L’anno scorso è stato premiato come miglior portiere di B dopo la promozione con l’Empoli, ha il rimpianto di non essere rimasto in Italia?
“Più che il rimpianto, sono deluso. Per tanti anni sono sempre stato tra i migliori portieri della B, ma quando una società si trova bene con un portiere difficilmente poi lo cambia”.
Ci racconta l’emozione di quel gol al Milan il 3 dicembre 2017? 2-2 finale, primo punto per la squadra di De Zerbi.
“E’ stato incredibile, quasi da film. L’unica cosa che ricordo è che nella mia testa mi ripetevo ‘non ci credo, non è possibile’. Una sensazione unica”.
Cosa le passava per la mente mentre correva verso l’area avversaria per andare a saltare?
“Mi tremavano le gambe. Ho pensato alla possibilità di prendere gol sul loro contropiede, sarebbe stata una figuraccia”.
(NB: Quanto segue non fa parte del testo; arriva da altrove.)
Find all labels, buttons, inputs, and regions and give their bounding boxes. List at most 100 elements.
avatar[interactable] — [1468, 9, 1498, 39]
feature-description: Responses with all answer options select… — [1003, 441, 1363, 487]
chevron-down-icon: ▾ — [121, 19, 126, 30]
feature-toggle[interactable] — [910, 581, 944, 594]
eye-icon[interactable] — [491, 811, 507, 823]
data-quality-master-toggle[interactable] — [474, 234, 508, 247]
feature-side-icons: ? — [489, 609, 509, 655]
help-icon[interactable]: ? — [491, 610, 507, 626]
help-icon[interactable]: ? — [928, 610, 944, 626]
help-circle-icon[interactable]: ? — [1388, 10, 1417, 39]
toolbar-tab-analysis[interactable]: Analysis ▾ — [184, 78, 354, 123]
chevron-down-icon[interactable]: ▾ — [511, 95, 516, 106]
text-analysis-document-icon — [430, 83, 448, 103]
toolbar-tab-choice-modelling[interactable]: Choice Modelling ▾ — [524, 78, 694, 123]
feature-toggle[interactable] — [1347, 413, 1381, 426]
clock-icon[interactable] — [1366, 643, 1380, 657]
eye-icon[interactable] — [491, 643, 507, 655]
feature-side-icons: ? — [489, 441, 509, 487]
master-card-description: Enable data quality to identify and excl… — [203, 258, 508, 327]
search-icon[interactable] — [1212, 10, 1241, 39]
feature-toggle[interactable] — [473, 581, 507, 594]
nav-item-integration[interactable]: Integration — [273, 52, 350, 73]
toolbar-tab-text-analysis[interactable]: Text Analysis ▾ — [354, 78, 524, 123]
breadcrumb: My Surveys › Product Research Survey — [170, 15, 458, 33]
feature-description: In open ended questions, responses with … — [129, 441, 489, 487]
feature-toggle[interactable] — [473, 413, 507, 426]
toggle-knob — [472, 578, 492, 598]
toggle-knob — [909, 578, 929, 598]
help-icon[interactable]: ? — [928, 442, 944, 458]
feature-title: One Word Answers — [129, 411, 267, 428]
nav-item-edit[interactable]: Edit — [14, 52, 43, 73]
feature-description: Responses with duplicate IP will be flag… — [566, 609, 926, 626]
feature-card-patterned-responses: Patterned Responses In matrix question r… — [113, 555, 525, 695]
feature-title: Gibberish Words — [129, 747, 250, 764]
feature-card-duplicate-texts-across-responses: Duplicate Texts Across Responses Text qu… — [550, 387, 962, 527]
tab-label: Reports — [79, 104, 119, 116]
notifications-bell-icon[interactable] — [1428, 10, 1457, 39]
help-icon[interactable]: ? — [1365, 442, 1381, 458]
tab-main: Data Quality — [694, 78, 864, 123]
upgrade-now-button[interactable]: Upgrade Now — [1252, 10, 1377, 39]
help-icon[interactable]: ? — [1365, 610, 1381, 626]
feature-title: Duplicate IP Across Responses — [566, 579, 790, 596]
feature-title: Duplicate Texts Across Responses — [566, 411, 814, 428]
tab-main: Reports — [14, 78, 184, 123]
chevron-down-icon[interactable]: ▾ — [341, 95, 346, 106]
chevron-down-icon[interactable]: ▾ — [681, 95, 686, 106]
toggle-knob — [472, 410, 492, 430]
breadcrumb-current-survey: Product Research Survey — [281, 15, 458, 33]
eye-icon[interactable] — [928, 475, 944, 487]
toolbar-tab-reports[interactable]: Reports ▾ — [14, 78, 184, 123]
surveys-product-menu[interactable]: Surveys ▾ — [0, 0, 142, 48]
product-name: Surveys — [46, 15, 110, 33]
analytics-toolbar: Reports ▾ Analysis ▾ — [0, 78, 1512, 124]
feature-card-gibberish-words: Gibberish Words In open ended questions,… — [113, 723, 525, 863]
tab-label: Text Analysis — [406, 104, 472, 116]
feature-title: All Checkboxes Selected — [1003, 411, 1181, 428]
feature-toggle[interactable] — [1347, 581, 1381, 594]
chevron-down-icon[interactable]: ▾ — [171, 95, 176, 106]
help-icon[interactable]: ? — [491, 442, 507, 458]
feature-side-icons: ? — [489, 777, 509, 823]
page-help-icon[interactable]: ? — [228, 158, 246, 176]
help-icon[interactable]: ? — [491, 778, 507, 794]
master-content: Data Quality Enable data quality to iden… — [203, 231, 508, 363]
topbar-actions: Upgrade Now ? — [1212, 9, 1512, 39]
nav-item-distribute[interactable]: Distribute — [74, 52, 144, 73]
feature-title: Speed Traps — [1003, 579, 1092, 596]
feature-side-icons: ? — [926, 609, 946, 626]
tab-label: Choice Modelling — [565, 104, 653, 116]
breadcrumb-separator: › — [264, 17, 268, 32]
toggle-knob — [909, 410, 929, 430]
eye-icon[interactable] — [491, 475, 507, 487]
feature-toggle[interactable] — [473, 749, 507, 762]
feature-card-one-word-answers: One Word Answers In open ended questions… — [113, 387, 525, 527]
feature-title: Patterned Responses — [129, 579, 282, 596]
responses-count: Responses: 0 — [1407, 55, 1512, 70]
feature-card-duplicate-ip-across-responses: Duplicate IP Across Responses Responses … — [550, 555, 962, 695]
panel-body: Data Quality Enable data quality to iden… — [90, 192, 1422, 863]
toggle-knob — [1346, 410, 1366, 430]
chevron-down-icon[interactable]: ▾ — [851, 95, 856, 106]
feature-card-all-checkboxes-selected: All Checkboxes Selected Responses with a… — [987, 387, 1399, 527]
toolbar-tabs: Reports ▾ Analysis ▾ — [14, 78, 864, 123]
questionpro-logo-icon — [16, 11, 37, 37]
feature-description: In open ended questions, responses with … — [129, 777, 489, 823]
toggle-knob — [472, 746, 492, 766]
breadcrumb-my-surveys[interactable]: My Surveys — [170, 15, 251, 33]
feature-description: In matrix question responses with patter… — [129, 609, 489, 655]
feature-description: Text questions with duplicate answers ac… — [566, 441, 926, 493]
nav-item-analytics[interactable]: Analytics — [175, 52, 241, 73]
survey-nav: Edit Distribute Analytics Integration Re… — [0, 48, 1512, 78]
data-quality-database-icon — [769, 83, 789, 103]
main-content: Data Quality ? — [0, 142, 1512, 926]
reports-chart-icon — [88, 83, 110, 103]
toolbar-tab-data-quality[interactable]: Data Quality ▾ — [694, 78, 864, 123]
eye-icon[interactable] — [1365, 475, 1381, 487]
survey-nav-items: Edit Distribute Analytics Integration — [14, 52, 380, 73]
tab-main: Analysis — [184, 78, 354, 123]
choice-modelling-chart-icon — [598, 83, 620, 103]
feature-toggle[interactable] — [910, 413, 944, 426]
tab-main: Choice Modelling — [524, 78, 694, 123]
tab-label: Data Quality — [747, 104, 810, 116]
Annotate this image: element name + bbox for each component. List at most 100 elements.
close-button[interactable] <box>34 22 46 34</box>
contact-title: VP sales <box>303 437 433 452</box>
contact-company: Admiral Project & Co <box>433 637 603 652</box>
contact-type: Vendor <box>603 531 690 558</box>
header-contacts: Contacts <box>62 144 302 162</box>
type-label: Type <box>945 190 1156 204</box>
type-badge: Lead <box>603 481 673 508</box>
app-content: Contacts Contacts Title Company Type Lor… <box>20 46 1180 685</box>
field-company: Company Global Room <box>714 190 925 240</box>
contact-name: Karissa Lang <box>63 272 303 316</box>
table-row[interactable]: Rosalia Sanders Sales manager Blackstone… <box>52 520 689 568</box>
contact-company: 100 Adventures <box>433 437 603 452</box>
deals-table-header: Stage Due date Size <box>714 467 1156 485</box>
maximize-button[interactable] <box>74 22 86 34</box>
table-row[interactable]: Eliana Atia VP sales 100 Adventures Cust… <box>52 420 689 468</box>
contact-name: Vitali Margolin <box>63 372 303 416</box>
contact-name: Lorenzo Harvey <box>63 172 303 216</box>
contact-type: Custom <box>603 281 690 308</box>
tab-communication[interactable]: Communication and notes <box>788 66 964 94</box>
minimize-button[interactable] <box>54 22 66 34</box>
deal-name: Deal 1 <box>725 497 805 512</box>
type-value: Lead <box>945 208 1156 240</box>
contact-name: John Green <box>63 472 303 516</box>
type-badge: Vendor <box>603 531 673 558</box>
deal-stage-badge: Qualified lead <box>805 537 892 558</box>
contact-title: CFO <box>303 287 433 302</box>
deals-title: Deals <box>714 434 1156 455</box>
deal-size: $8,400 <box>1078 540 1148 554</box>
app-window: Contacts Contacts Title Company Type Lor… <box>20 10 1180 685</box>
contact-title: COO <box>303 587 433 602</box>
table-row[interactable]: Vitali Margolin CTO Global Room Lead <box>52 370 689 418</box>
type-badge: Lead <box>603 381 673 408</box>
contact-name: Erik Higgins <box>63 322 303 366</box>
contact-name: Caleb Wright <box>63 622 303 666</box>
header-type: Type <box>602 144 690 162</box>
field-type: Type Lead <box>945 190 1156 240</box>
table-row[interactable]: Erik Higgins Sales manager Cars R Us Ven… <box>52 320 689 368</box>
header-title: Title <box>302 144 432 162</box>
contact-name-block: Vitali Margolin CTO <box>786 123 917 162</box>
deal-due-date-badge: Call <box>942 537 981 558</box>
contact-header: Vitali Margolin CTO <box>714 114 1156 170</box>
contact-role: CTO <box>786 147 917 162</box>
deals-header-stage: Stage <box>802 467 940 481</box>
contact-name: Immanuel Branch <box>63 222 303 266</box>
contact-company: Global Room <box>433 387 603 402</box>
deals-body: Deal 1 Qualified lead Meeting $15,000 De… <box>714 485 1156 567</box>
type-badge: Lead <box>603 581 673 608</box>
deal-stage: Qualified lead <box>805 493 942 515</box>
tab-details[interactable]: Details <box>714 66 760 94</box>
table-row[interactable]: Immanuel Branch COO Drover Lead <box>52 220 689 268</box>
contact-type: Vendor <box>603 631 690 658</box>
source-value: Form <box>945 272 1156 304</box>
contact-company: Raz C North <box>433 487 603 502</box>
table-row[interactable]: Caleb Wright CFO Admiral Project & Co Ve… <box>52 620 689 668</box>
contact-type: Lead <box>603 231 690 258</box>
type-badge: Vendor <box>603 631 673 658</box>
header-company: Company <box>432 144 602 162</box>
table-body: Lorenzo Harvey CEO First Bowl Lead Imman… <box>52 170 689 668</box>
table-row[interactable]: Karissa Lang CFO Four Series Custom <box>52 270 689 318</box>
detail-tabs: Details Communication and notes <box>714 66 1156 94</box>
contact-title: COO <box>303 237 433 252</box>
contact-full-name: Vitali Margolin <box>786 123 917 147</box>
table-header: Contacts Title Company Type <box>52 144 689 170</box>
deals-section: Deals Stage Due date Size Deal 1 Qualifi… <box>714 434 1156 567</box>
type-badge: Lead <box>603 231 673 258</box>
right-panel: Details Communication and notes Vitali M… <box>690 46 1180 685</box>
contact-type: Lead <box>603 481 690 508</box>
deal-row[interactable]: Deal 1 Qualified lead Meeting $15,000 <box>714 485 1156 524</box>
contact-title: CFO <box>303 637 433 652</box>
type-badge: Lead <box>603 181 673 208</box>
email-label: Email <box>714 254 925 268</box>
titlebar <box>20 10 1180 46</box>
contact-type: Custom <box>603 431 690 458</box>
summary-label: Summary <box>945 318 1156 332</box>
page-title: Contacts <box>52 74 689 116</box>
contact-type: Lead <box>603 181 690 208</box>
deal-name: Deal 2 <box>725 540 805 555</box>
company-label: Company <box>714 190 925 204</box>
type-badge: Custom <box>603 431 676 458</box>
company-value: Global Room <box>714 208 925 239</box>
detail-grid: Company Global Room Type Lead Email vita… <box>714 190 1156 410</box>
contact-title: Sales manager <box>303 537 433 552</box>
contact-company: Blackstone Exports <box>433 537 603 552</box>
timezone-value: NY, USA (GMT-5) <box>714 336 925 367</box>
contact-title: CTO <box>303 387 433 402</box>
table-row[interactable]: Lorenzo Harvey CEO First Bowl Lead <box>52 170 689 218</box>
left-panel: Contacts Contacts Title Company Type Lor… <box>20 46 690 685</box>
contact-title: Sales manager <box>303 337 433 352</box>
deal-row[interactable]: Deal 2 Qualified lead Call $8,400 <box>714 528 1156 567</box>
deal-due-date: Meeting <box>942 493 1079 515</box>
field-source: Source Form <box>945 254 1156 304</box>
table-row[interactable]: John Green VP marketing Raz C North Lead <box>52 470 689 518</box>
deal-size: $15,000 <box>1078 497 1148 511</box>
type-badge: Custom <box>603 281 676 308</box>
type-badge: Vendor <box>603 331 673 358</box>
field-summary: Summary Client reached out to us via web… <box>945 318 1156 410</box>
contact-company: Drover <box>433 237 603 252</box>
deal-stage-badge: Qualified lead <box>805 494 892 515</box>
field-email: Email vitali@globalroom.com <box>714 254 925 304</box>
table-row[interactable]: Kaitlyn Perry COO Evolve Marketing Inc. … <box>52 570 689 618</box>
Ci racconta un aneddoto di quel giorno?
“Dopo il mio gol, sia i miei parenti che i miei amici hanno avuto tutti la stessa idea di andare a casa dei miei genitori per vedere se mio padre stesse bene o si fosse sentito male”.
È vero che in quella stagione avrebbe dovuto vincere lei il premio del miglior gol, dato poi a Icardi?
“Fino alla sera prima i voti erano quasi tutti a mio favore, il giorno dopo diciamo che qualcosina è cambiata…”.
Nel 2016-17 aveva fatto un’altra esperienza all’estero, al Leganès in Spagna.
“Ero arrivato in prestito dalla Juventus, sono andato lì per giocare ma ho sbagliato perché non mi sono posto nel modo giusto. Forse non ero ancora maturo per andare fuori dall’Italia. Ho fatto tre partite in sei mesi senza avere modo di mettermi in mostra, ma penso che il 70% della responsabilità sia mia”.
È vero che in passato ha fatto un provino con l’Inter?
“Sì, quando ero in Serie D a Montichiari. Cercavano un portiere per la Primavera, c’era Belec che era un classe ’90 ma dovevano prenderne uno più giovane. A gennaio andai a fare un provino e non andò male, ma alla fine presero Bardi perché aveva un anno in meno di me”.
Poi fu vicino al Siena di Conte.
“Alla fine di quella stagione. Mi voleva il ds Perinetti, poi dal fallimento del Mantova presero Iacobucci a zero. Ma è andata bene così, ho fatto la gavetta dalla D alla C1, poi tre anni di B prima di andare alla Juventus”.
Che esperienza è stata?
“Ho fatto qualche settimana a luglio prima di andare in prestito, fantastica. Avevo campioni da tutte le parti. E’ stato come fare un master a Google. Cercavo di rubare ogni movimento con lo sguardo, sia in campo che a livello comportamentale”.
Chi è stato il giocatore che l’ha impressionata di più?
“Ricordo che Chiellini, Barzagli e Lichtsteiner lavoravano sempre a testa bassa, e inoltre erano super disponibili con tutti; anche con me, un ragazzo che arrivava dalla Serie B. Una volta ricordo che Buffon era appena rientrato dalla Nazionale, avevamo il giorno libero ma voleva andare comunque ad allenarsi, e mi chiese se potevo lavorare insieme a lui”.
Nel suo Benevento, allenato da De Zerbi, il preparatore dei portieri era quel Francesco Farioli che oggi allena in Turchia.
“Preparava gli allenamenti in modo attento e scrupoloso, analizzava dati e ci metteva a disposizione qualsiasi tipo di statistica per studiare l’aspetto tattico e caratteriale. Sugli avversari era preparatissimo. Si vedeva che aveva voglia di fare l’allenatore, ma purtroppo per emergere è dovuto andare all’estero”.